Download 100 Years of U.S. Consumer Spending PDF Online Free

Author :
Publisher :
ISBN 13 :
Total Pages : 84 pages
Book Rating : 4.3/5 ( download)

DOWNLOAD NOW!


Book Synopsis 100 Years of U.S. Consumer Spending by :

Download or read book 100 Years of U.S. Consumer Spending written by and published by . This book was released on 2006 with total page 84 pages. Available in PDF, EPUB and Kindle. Book excerpt:

The Making of Urban America

Download The Making of Urban America PDF Online Free

Author :
Publisher : Rowman & Littlefield
ISBN 13 : 1493083627
Total Pages : 465 pages
Book Rating : 4.4/5 (93 download)

DOWNLOAD NOW!


Book Synopsis The Making of Urban America by : Raymond A. Mohl

Download or read book The Making of Urban America written by Raymond A. Mohl and published by Rowman & Littlefield. This book was released on 2023-10-03 with total page 465 pages. Available in PDF, EPUB and Kindle. Book excerpt: The revised and updated third edition of The Making of Urban America includes seven new articles and a richly detailed historiographical essay that discusses the vast urban history literature added to the canon since the publication of the second edition. The authors’ extensively revised introductions and the fifteen reprinted articles trace urban development from the preindustrial city to the twentieth-century city. With emphasis on the social, economic, political, commercial, and cultural aspects of urban history, these essays illustrate the growth and change that created modern-day urban life. Dynamic topics such as technology, immigration and ethnicity, suburbanization, sunbelt cities, urban political history, and planning and housing are examined. The Making of Urban America is the only reader available that covers all of U.S. urban history and that also includes the most recent interpretive scholarship on the subject.

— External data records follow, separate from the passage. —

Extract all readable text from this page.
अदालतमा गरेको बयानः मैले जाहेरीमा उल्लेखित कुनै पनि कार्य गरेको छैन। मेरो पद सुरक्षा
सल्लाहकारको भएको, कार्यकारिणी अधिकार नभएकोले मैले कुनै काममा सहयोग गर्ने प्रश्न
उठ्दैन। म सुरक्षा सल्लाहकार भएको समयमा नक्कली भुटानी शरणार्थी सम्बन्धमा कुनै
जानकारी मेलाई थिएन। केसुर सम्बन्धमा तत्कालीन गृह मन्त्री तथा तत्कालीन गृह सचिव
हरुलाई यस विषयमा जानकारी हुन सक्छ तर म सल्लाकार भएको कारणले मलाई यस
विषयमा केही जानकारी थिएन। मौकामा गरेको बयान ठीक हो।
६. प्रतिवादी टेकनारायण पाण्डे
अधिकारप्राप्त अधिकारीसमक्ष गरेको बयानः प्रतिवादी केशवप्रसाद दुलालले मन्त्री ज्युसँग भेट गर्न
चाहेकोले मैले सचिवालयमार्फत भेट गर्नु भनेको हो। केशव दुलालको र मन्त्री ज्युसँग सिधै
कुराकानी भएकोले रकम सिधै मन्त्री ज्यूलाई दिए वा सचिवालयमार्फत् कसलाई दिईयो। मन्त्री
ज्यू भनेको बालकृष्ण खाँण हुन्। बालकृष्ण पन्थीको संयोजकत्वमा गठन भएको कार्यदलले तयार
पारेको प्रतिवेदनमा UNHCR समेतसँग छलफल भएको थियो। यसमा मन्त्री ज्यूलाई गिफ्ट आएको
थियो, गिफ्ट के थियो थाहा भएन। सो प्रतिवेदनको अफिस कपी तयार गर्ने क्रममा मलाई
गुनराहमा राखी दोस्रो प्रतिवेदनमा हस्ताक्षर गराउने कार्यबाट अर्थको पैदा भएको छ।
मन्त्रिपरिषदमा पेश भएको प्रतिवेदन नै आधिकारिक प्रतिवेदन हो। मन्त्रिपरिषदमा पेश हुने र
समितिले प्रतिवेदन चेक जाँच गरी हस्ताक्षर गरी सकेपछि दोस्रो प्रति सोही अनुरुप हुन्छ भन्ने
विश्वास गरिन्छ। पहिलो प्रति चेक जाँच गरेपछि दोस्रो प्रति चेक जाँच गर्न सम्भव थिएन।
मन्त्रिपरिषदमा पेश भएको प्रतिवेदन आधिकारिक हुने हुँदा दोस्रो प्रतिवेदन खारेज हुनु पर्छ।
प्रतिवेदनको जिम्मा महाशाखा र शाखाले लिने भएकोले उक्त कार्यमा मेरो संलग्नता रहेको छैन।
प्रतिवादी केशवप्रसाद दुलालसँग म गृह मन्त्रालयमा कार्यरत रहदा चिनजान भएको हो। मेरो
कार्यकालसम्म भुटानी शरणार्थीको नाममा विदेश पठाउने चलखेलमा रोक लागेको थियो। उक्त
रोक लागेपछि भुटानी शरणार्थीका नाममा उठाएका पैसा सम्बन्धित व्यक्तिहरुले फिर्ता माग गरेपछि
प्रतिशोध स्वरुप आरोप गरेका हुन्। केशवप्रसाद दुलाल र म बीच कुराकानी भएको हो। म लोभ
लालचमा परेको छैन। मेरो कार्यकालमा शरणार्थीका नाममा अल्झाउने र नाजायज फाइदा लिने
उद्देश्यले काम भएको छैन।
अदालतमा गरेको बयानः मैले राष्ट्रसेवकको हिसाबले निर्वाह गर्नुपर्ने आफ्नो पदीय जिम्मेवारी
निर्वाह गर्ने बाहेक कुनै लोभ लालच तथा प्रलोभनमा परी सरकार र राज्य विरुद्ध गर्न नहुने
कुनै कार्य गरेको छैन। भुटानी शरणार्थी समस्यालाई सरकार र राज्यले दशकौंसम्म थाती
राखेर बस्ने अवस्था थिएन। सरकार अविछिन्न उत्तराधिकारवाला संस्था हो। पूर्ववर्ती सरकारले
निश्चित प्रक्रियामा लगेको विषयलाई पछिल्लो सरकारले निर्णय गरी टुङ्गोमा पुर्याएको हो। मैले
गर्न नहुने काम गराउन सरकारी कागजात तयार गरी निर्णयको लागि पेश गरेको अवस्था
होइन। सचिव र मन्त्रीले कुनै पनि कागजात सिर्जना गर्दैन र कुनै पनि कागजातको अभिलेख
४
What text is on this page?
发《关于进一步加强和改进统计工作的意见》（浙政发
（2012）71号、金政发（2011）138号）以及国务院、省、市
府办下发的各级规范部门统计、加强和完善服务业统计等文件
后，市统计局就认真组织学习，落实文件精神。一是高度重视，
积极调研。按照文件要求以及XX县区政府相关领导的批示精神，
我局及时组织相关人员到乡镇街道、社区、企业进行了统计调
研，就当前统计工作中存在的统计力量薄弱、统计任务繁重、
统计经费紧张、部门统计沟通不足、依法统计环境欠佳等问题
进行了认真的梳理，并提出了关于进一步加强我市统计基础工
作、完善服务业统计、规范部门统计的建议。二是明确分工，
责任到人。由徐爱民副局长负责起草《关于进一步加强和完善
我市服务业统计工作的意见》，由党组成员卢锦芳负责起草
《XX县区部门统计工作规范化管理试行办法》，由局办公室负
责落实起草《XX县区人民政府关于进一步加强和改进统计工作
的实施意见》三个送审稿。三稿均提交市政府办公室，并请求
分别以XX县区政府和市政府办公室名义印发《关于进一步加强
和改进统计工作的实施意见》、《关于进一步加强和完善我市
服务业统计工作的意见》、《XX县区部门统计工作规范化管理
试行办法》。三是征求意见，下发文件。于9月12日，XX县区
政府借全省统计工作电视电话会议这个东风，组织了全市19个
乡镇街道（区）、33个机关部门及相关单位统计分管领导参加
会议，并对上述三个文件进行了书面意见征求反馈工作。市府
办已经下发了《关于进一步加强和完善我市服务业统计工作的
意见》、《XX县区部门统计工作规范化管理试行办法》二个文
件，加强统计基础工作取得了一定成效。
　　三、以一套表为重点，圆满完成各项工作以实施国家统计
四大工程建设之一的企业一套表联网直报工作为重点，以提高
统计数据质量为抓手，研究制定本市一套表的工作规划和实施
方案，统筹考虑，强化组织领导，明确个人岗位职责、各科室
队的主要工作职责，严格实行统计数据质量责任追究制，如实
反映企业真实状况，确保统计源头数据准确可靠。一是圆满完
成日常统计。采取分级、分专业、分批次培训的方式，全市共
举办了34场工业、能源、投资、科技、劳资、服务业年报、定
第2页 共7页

The Americanization of Europe

Download The Americanization of Europe PDF Online Free

Author :
Publisher : Berghahn Books
ISBN 13 : 9781845450854
Total Pages : 454 pages
Book Rating : 4.4/5 (58 download)

DOWNLOAD NOW!


Book Synopsis The Americanization of Europe by : Alexander Stephan

Download or read book The Americanization of Europe written by Alexander Stephan and published by Berghahn Books. This book was released on 2006 with total page 454 pages. Available in PDF, EPUB and Kindle. Book excerpt: Using Germany as a case study of the impact of American culture throughout a period characterized by a totalitarian system, two destructive wars, ethnic cleansing, and economic disaster, this book explores the political and cultural parameters of Americanization and anti-Americanism.